I am an adult in age (whether this is in spirit too has yet to be determined). This is known and accepted by everyone, including my parents, but there are still certain things that my mom won’t let me forget despite this new phase in my life. One: She brought me into this world and, should she need to, could take me out of it. Two: It’d be wise to represent her well as a person she raised, or as she puts it, “Don’t be embarrassing me out there.” And three: There’s a decently-sized amount of debt looming over me, waiting to be taken care of after I graduate in December.
She’ll pop this into our conversations every few months or so and urge me to think about how I might repay the loans I’ve taken out. I never really have an answer, so I rely on my nonverbal communication skills — heavy sighs, low grumbles — just so she’ll stop. I know she won’t.
This has bothered me up until the view of my college experience coming to a close began creeping into my life’s frame. Today, it’s squarely in the shot, but it’s not exactly focused. Soon though, a director will move their hand, signaling it to move up a few steps. In a matter of months, I’ll be done, and I’ll have a degree and tens of thousands of dollars in loans to prove it.
When President Joe Biden announced his plan to forgive up to $20,000 of U.S. borrowers’ student loan debt, my mom and I talked about what this meant for me. Sure, it’s a reduced amount, but it’s only shrinking a 6-foot shadowy figure to, like, 5-foot-10. My debt is basically the average height of an American man. The match wasn’t called off. I’m still being motioned onto the mat, and I have to figure out a way to pin him down. For reference, I’m only 5-foot-3.

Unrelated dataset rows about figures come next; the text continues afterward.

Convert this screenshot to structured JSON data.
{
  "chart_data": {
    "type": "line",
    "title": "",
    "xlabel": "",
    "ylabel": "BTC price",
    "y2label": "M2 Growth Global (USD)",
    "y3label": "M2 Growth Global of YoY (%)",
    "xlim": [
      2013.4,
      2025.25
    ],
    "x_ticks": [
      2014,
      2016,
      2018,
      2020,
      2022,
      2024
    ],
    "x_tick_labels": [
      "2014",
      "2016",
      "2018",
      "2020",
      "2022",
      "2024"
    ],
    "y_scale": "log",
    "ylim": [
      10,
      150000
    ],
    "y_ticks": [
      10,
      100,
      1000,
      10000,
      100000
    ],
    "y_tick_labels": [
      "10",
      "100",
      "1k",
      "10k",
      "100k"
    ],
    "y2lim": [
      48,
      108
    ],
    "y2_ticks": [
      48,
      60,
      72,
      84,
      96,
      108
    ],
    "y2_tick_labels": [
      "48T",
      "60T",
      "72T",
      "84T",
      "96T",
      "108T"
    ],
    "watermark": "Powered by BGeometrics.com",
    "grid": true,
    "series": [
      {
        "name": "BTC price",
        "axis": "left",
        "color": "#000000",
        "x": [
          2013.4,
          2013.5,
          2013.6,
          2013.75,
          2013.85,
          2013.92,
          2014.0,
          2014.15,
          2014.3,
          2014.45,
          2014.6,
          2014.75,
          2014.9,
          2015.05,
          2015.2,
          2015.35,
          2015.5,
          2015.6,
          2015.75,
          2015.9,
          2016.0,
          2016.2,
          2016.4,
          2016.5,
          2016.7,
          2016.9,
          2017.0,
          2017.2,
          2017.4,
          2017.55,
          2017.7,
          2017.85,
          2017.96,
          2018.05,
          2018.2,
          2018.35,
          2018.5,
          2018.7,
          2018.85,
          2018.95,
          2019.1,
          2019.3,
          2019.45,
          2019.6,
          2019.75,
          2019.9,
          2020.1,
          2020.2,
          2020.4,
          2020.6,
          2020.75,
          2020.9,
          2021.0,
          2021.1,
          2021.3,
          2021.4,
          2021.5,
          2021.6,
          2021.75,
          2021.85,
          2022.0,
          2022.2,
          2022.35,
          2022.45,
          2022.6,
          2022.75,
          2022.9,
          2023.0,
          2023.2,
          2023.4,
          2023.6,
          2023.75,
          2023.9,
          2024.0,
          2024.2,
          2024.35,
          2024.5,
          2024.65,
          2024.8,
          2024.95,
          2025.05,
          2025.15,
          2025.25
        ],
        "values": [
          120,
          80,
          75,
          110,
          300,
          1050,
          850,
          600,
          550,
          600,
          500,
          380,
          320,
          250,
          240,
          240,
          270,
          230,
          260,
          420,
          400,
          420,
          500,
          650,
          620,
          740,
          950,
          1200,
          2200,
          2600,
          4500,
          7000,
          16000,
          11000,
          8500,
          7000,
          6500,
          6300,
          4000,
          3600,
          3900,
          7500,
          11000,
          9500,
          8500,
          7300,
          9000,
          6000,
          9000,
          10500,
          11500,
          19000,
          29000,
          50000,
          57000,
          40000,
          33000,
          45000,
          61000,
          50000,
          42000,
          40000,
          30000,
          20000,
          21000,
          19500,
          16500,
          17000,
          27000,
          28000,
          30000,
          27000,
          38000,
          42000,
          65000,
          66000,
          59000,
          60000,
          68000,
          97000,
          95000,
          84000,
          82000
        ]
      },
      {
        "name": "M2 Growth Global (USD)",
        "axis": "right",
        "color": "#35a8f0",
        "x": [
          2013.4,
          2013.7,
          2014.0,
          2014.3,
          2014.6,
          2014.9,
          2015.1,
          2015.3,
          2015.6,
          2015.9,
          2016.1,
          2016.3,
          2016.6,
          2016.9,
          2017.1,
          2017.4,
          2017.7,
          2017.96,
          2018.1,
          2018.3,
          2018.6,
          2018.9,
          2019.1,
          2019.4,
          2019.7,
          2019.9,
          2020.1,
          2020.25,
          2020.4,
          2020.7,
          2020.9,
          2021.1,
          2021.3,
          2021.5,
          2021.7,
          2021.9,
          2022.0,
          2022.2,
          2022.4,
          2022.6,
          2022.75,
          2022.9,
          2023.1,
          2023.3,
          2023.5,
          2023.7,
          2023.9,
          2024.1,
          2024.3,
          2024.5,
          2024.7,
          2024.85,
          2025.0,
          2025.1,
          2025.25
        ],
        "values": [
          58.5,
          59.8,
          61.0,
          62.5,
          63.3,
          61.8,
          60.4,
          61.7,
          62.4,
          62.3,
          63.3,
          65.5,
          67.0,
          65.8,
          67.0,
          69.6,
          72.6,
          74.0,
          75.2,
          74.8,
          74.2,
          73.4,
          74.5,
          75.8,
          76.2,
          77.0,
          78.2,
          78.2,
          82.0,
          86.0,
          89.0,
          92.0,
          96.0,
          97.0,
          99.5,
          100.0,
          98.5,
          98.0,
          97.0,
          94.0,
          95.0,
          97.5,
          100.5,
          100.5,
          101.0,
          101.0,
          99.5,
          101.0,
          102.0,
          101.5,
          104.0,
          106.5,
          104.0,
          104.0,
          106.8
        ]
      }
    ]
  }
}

So far, writing this has been easy, but now I’m getting nervous. At some point, I’ll have to broach the subject of how I racked up this undisclosed amount of debt. I can already see the Facebook comments about people who pulled themselves up by their bootstraps and paid their way through school without any help — especially government help. I imagine if the text could speak, the last part would be whispered. Who is to blame but me and my lack of financial literacy? they will ask. They will ignore my words that have not placed blame on anyone, and they will also ignore any evidence that larger, systemic issues might be at play for the $1.75 trillion in student loan debt that this country has.
To them, I’m just a complaining Black girl who’s mad she couldn’t get an all-expenses paid trip to higher education. Maybe that’s fair. What’s not fair is that student loan debt affects Black students disproportionately, making them the racial group most likely to carry higher amounts of student loan debt and not be able to pay it off. What’s not fair is that without at least a bachelor’s degree, people on average will earn $30,000 a year, according to the Association of Public and Land-Grant Universities. For those who have borrowed large amounts just to earn a coveted degree that’s supposed to propel them to upward economic mobility, a good chunk of their earnings post-graduation will now have to go toward repayments.
There is no chance for the playing field to ever be level as long as there are people being drowned in debt. Up to $20,000 forgiven is a good start, but it’s no solution.
I wouldn’t be writing this without having taken out loans. Many were needed to attend a private school during my first two years of college, but since transferring, I have still found myself having to use them to pay my rent. I couldn’t dedicate myself to learning how to be a journalist without doing so.
Along with the loans, I have a job and scholarships, so I’m privileged to not have to worry about money now. However, I can’t deny that the fight I and so many others have gone through and will have to go through to pay off our loans is a scary one. And after December, I’ll gain new access to a part of our world that often feels like it bets on people who look like me to lose.